Well, that’s certainly one time I’d probably cry over spilled milk. Maybe if it freezes, it’ll be a little easier to clean? Or maybe you just have to wait until it gets warmer and spray it down with the hose.
“A wild turkey flew out of the ditch and right into the windshield of my garbage truck at about 50 mph. It also left little muddy footprints.”

You know, I’m thinking that the little muddy footprints are the least of this person’s worries. Like, that windshield is gonna need to be replaced.
And if that’s what the truck looks like, I’d hate to see the turkey.
“Got an incredible amount of rain and wind. This 60 lb bag of concrete got wet in my garage. Now it’s a solid piece of concrete.”

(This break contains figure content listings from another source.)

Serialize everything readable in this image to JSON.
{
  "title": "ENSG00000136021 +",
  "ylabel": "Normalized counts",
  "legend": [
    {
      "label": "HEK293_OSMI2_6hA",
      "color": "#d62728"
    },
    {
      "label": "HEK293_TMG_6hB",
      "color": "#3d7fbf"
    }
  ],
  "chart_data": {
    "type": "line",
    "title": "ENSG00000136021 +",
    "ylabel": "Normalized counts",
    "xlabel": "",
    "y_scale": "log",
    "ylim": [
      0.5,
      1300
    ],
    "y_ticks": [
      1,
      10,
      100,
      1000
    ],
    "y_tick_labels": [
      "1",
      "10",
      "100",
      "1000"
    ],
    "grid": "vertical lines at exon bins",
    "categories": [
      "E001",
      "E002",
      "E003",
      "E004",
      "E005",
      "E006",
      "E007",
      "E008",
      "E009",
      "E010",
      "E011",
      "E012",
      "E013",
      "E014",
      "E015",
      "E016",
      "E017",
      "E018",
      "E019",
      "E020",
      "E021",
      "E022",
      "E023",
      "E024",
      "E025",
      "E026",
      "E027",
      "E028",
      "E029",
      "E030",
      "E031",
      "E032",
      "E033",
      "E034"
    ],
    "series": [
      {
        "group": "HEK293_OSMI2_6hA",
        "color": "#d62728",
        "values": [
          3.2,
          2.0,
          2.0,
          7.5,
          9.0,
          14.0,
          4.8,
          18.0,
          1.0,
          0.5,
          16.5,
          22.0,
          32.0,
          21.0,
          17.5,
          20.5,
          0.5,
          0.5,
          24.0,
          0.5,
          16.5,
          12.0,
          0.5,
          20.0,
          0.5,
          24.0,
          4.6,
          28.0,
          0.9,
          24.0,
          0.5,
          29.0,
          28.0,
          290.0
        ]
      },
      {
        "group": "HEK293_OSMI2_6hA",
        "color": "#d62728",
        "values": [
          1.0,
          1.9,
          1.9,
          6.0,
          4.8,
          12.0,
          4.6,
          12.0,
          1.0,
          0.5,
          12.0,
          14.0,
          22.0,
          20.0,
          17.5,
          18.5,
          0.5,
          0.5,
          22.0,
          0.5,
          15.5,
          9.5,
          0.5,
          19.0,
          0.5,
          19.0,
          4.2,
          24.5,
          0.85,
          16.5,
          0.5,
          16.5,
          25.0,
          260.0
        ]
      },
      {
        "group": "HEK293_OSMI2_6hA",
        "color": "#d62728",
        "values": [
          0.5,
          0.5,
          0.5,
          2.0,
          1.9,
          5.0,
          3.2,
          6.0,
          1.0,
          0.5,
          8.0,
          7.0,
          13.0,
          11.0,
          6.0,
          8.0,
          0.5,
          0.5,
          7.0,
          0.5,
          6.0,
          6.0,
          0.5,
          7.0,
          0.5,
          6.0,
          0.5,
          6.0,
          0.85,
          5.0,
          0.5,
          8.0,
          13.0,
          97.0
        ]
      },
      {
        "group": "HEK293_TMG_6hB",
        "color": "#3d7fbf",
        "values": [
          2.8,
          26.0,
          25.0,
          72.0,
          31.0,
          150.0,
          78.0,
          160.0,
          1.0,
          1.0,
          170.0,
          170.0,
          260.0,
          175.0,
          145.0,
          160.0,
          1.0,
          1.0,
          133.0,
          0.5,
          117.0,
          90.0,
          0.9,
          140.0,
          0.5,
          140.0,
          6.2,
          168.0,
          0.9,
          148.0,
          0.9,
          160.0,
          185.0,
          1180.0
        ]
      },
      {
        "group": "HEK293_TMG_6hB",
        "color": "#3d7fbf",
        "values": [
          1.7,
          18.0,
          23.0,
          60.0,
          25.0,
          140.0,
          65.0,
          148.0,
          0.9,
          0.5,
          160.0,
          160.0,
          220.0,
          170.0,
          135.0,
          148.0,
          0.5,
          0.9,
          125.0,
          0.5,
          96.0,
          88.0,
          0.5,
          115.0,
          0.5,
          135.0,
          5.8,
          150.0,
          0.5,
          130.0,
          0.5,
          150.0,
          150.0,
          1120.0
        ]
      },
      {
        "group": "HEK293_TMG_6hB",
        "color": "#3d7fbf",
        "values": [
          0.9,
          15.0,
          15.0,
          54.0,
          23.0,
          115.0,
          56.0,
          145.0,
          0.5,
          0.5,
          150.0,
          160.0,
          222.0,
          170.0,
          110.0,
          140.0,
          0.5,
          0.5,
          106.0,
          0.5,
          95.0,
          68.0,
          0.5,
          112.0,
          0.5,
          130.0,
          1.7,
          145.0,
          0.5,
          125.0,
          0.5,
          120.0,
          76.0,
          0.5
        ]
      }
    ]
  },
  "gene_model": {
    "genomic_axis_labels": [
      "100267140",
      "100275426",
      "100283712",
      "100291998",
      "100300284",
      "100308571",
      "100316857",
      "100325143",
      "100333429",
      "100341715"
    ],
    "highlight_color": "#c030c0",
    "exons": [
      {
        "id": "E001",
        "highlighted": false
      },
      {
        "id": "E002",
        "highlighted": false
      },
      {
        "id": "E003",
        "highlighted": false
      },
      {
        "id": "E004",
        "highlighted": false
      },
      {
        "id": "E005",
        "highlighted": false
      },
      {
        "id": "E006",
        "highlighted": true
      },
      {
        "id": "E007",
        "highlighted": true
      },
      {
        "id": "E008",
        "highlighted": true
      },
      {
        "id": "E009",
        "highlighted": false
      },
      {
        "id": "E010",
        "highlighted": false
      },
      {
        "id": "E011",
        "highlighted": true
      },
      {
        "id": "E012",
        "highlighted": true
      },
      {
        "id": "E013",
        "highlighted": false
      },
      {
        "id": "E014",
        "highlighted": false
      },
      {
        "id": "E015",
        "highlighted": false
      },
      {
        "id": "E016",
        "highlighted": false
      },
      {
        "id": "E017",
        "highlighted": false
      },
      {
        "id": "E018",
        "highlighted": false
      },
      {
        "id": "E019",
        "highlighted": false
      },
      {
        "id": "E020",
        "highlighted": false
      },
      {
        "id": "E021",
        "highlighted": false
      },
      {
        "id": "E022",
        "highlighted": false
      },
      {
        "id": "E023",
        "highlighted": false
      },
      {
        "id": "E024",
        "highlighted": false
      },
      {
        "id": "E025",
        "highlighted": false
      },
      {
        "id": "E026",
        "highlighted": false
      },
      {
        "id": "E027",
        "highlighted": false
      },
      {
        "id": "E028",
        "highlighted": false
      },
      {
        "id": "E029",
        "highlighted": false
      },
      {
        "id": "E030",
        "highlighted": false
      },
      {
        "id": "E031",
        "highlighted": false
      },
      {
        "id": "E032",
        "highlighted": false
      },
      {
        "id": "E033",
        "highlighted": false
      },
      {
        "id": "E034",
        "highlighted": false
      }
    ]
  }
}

Whelp, now OP has a 60 pound weight that they absolutely shouldn’t try picking up or working out with. Or doing anything with, really. Because it’s useless.
“I’ve been looking for my glasses for 3 days.”

This is tragic for more reasons than one. Like, this person lost their glasses (which they probably need) and they basically ruined an oven rack.
I’m not even going to ask how this happens.
“My new laptop battery arrived today. Apparently at some point while making the Pavilion 15 series, HP decided they’d move the contacts over about an inch.”

Whelp, at this point you might as well replace the whole thing. I’m sure HP didn’t plan for that at all…
“Living in Texas.”

Don’t you just love it when someone decides to practice shooting right in front of your car? Or, maybe they decided to use the car for target practice. How nice of them to leave a souvenir behind.